My energy was nonexsistant prior to surgery, I tried to ride bike but it hurt. I tried to walk but my legs would ache. I couldn't play with my daughter for long because my feet would hurt. As the weight came off my energy boosts were amazing. I started to encrease my exercise and a year and a half after surgery I joined Jazzercise. I couldn't do the whole excercise though because I would get dizzy from the low iron or we were never sure and I couldn't afford to go to the doctor. But I have so much energy now, have a great time riding bikes and going places.

What vitamins and/or dietary supplements have you taken since your surgery?

I take Iron because I was anemic. I take a few herbal and vit supplements like vit b 12, calcium, biotin, a multi and I take some others that have helped.

What side effects (nausea, vomiting, sleep disturbace, dumping, hair loss etc.) were worse for you? For how long after surgery did they persist? How did you cope with them?

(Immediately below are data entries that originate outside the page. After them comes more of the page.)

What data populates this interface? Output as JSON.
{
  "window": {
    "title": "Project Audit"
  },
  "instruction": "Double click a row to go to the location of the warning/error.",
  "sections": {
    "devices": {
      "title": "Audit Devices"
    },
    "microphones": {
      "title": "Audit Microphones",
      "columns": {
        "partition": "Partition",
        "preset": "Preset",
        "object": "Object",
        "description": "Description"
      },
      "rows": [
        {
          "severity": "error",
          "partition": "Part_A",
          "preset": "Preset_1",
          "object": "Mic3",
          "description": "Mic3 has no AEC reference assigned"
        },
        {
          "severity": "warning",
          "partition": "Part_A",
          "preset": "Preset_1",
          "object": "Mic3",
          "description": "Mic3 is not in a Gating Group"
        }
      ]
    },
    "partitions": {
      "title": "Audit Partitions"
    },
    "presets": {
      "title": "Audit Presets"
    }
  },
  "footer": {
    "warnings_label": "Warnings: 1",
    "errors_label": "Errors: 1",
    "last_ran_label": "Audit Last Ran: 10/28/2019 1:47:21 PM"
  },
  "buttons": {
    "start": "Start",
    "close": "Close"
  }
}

I have had very little nasea, the nausea was from the protien shake the doctor had me taking. I have always had problems with sleep but to be honest it did get worse. I never had dumping and only experience problems from sugar a bout twice. My hair really thinned and therefore I added biotin to my diet, I also used Nioxin for awhile and although expensive, it really helped. After a year or so things really slowed down, now three years out I still avoid that which I was told would cause problems. I drank a margarita the other day, that was not good and I had a bad reaction to the sugar, sweating, elevated racing pulse, felt really weird. Wish I could get insurance there are things I'd like to talk to a doctor about.

What was the worst part about the entire bariatric surgery process?

Easy!!!!!!! The skin. I cant afford plastic surgery and I feel so sad about the fact that I went through all that to lose weight and now I hide my body because of the skin. The second thing is insurance, knowone will take you on after surgery. You must go group and my husbands employer doesn't supply ins. so I can't get coverage.

What aftercare support group/program do you have? How helpful/important is this?

It is very important you need someone to talk to that can understand the changes. I have had to go it alone, I am too far away from my doctor to attend meetings, but I get a newsletter. The doctors who perform surgery here have support groups but they wont et me go. I guess that means I cant afford any support and so I know it's important, I also know I don't have the availability.

What is your scar like? Is this what you expected?

Very small but compared to the saggy skin the scars are nothing!

Please describe any plateau experiences you have had since surgery.

I hit a plateau, I am there now. I stopped losing weight and would slowly lose a pound or two. I called the doctors office and asked if I was done losing, they just told me to be patient. I lost two pounds a month for about six or seven months.

Do you notice people treating you any differently now?

I am treated like a person now. It angers me there are actually people who wouldnt give me the time of day fat that have actually wanted to be closer now. Fat people are treated so different. When I walked in a room fat people looked away, almost afraid of themselves, now they smile and greet me. I am the same person my insides scream!